|
|
|
|
|
by zukerpie
1127 days ago
|
|
Really nice! I'm also currently playing around a lot with automatically generated videos and I can see this having a lot of potential! Some questions that come to my mind:
1. Do you plan including AWS Polly in the speech generation? There is also a free tier, the API is nice so it might be also a good choice for people using AWS SDK already in their projects.
2. How do you approach aligning the words with animations? Is it possible to align it for a specific word? I was wondering how one might approach this. Did you already describe it somewhere? |
|
I wasn't, but it's not that hard to integrate a new TTS service. You can copy e.g. AzureService and adapt it to work with AWS:
https://voiceover.manim.community/en/stable/services.html
> How do you approach aligning the words with animations? Is it possible to align it for a specific word?

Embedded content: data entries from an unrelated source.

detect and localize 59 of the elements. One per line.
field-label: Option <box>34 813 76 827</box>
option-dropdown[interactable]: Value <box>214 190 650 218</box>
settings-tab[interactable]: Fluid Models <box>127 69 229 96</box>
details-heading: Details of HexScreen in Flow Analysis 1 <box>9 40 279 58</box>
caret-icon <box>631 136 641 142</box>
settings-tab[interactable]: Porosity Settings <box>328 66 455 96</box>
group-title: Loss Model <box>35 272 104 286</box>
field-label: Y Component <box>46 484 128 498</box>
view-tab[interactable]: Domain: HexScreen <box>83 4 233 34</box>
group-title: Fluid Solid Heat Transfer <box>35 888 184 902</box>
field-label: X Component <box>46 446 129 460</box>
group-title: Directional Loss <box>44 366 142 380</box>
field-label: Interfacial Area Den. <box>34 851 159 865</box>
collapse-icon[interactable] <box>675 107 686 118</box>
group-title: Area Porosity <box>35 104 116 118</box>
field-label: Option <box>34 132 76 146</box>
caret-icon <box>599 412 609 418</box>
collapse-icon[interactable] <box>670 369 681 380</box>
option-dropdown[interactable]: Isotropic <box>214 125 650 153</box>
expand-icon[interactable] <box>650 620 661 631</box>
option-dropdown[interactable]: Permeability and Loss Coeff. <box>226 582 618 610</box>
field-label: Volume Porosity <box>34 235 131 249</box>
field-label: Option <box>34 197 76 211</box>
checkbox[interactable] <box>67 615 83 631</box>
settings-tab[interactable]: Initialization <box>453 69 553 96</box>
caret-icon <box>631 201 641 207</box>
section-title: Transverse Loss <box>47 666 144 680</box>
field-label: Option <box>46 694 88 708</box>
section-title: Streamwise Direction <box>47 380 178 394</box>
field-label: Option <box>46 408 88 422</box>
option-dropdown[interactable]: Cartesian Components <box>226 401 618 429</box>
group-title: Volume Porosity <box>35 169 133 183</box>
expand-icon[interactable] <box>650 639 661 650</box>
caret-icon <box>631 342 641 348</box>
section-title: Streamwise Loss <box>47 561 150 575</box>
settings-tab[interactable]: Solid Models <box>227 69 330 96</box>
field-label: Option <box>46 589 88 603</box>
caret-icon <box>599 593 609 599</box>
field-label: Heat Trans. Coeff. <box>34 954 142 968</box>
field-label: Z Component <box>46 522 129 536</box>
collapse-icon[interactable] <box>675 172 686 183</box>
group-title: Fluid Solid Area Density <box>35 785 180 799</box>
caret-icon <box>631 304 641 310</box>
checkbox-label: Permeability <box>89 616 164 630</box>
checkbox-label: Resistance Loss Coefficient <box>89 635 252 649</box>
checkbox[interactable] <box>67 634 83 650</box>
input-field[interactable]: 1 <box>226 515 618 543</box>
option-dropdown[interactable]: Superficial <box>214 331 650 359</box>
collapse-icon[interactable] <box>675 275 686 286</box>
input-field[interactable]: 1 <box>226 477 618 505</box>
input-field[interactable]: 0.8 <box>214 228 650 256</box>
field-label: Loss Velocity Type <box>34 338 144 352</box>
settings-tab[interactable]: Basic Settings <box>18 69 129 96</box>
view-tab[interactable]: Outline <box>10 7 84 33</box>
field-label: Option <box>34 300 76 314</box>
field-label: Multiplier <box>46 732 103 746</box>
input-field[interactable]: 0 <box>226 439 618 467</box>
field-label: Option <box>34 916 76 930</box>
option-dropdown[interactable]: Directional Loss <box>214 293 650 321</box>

Indeed, the feature is called "bookmarks". You can see a demo here:
https://voiceover.manim.community/en/stable/quickstart.html#...
> Did you already describe it somewhere?
I did not do a detailed write-up yet, but you can search the repo for "word_boundaries" and "TimeInterpolator". Services like Azure return timestamps for the beginning of each word, and for those that don't return, I integrated Whisper to generate them from the audio. Then, it's a matter of mapping the string indices to audio time via some sort of interpolation (I used linear).